By Allyn Fisher-Ilan
Israeli Prime Minister Ehud Olmert said he hoped to meet Palestinian President Mahmoud Abbas soon for a summit the international community believes could help revive peace talks.
But Olmert cautioned against expecting quick results,
especially with the Islamist Hamas movement running the Palestinian government. Hamas is sworn to destroy Israel.
“I am making a very great effort to have a dialogue … I want to meet with him, we should start a process,” Olmert said in an interview with Israel Radio broadcast on Thursday, referring to the moderate Abbas.
“How it will work out, how it will end, that we shall see.”
Olmert said he hoped the meeting with Abbas could be held in the coming days, although he gave no precise time frame.
Next week, U.S. Secretary of State Condoleezza Rice will visit Israel, the Palestinian territories, Egypt and Saudi Arabia to try to revive Israeli-Palestinian peace moves, a State Department spokesman said.
Rice is due to leave Washington on Sunday.
Since 34 days of fighting between Israel and Lebanese Hizbollah guerrillas ended on Aug. 14, the United States has been under growing pressure from allies in Europe and the Middle East to take a more active role in efforts to resolve the Arab-Israeli conflict.
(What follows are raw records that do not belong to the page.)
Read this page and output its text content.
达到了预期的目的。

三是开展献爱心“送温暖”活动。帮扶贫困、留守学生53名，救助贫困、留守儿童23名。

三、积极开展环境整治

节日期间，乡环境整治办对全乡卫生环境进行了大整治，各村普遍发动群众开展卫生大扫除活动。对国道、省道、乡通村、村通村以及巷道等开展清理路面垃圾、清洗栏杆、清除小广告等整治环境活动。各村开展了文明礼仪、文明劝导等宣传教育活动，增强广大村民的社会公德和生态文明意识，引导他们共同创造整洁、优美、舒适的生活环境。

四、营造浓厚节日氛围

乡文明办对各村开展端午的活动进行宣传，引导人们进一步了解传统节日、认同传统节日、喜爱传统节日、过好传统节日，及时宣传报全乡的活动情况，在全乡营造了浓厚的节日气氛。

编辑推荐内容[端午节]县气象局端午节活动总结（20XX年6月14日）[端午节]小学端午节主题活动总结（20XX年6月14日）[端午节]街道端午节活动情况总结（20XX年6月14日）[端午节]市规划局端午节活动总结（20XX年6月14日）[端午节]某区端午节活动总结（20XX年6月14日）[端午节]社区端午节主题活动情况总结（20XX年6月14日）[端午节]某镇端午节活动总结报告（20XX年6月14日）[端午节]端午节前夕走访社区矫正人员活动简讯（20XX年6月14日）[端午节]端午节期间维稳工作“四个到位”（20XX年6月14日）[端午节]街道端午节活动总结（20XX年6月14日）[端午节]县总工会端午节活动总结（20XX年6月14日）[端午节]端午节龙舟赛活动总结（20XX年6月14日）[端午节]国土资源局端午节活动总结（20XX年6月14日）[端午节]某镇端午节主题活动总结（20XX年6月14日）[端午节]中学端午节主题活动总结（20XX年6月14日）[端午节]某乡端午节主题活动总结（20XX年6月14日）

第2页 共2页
“It is hard for the international community to see a situation in which (peacemaking) is frozen in the Israeli-Palestinian conflict. They expect some sort of movement in the post-Lebanon war era,” Israeli Foreign Minister Tzipi Livi, commenting on Rice’s coming visit, told Channel 1 TV.
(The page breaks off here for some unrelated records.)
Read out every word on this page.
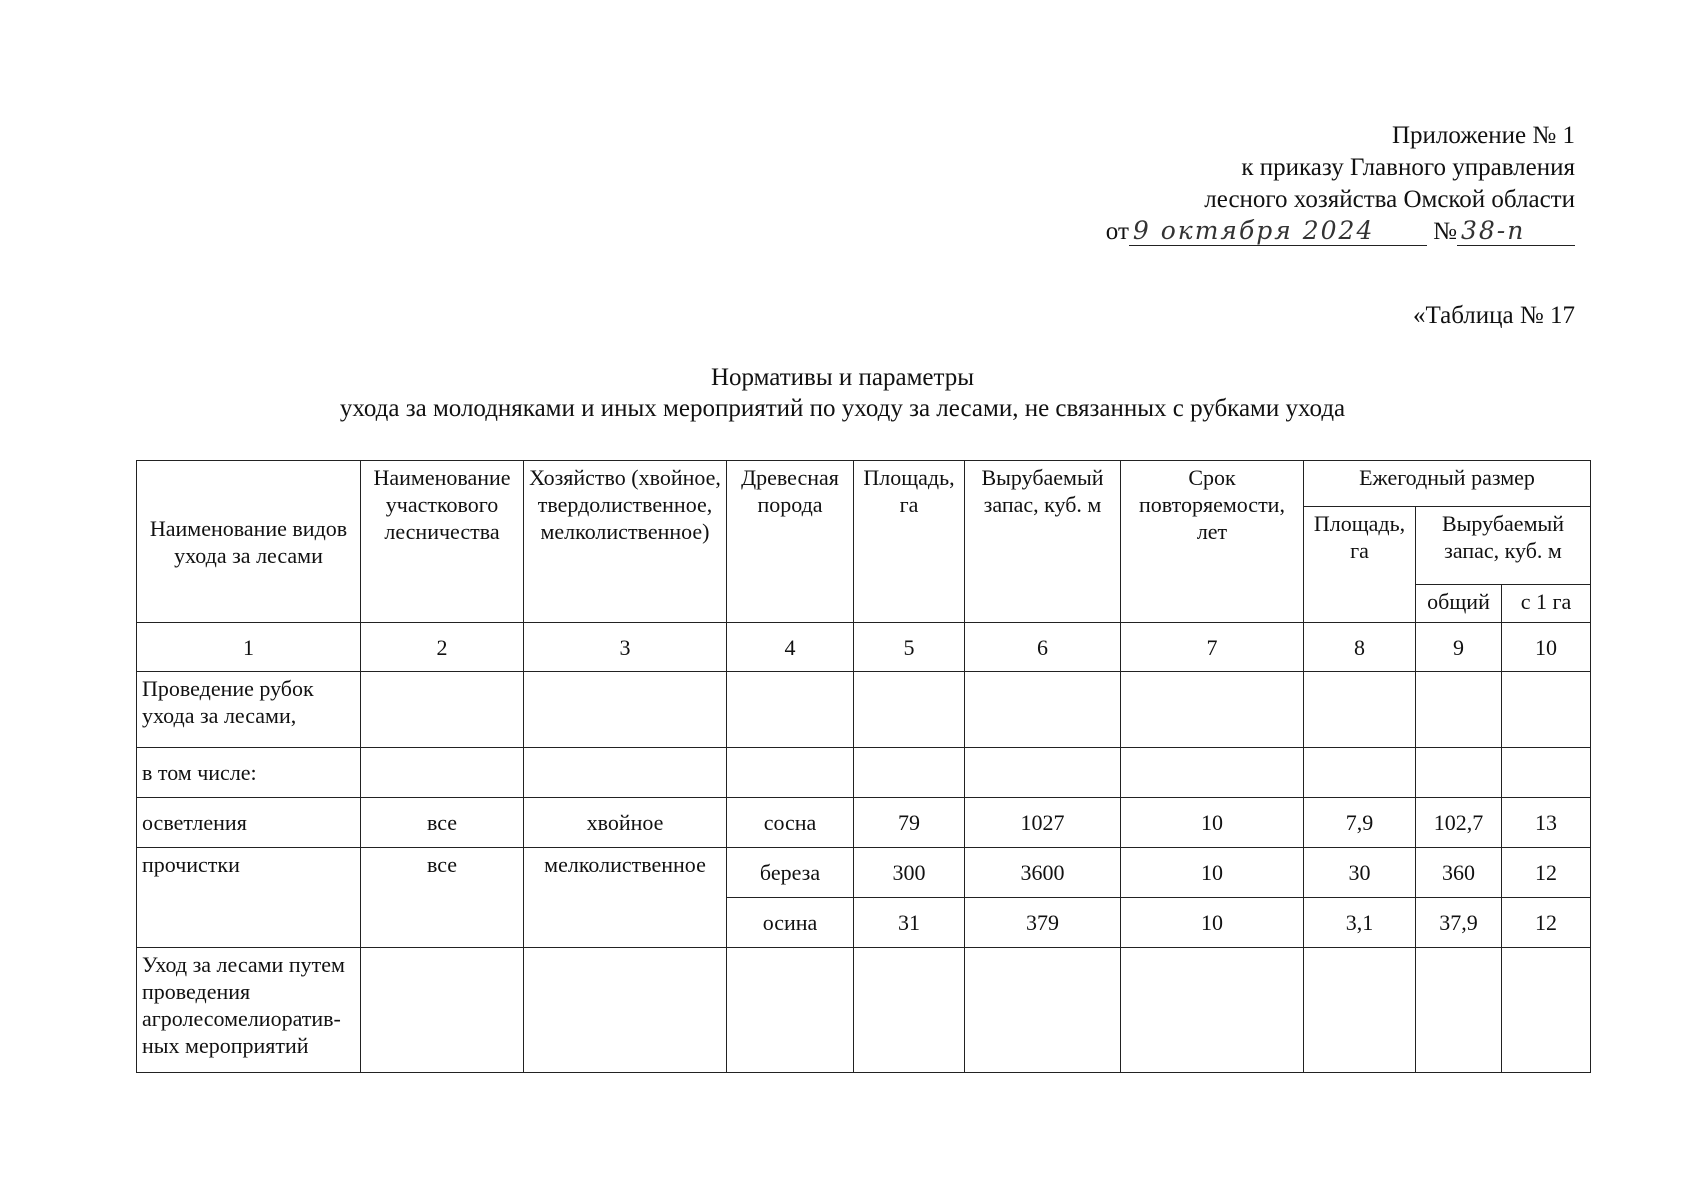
Приложение № 1
к приказу Главного управления
лесного хозяйства Омской области
от 9 октября 2024 № 38-п
«Таблица № 17
Нормативы и параметры
ухода за молодняками и иных мероприятий по уходу за лесами, не связанных с рубками ухода
Наименование видов ухода за лесами	Наименование участкового лесничества	Хозяйство (хвойное, твердолиственное, мелколиственное)	Древесная порода	Площадь, га	Вырубаемый запас, куб. м	Срок повторяемости, лет	Ежегодный размер		
							Площадь, га	Вырубаемый запас, куб. м	
								общий	с 1 га
1	2	3	4	5	6	7	8	9	10
Проведение рубок ухода за лесами,									
в том числе:									
осветления	все	хвойное	сосна	79	1027	10	7,9	102,7	13
прочистки	все	мелколиственное	береза	300	3600	10	30	360	12
			осина	31	379	10	3,1	37,9	12
Уход за лесами путем проведения агролесомелиоратив-ных мероприятий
But Middle East analysts doubt Rice can make much progress.
Olmert’s spokesman, Assaf Shariv, said no preparations had been made for any meeting between the Israeli leader and Abbas.
Senior Abbas aide Saeb Erekat said the Palestinian leader was ready to meet Olmert, adding he also was not aware of any preparations for talks.
Such a gathering would be their first formal summit since Olmert took over as Israeli leader in January when former prime minister Ariel Sharon was felled by a massive stroke.
Peace talks collapsed in 2000 before the start of a Palestinian uprising and dimmed further when Hamas took office last March after trouncing Abbas’s Fatah movement in elections.
The Palestinians accuse Israel of giving Abbas the cold shoulder before Hamas won elections.
Some world leaders have said the recent war in Lebanon underscored the need for Israel and the Palestinians to resume peace talks to remove a major trigger for regional tensions.
Olmert told Army Radio talks with Abbas should take place on the basis of the 2003 U.S.-backed peace “road map”.
That plan has stalled with neither side meeting their obligations under phase one of the document — the Palestinians to start disarming militant groups and Israel to freeze building Jewish settlements in the occupied West Bank.
Few analysts see a quick resumption of peace talks.
“We cannot even get beyond phase one of the road map,” said Jonathan Spyer, an analyst at Israel’s Herzliya Center.
Another reason analysts expect little movement is Olmert’s preoccupation with the aftermath of the Lebanon war.
On Thursday, he made his first appearance before a government-appointed commission investigating criticism that Israel’s political and military leaders mishandled the month-long conflict against Hizbollah.
The closed-door hearings could last for months.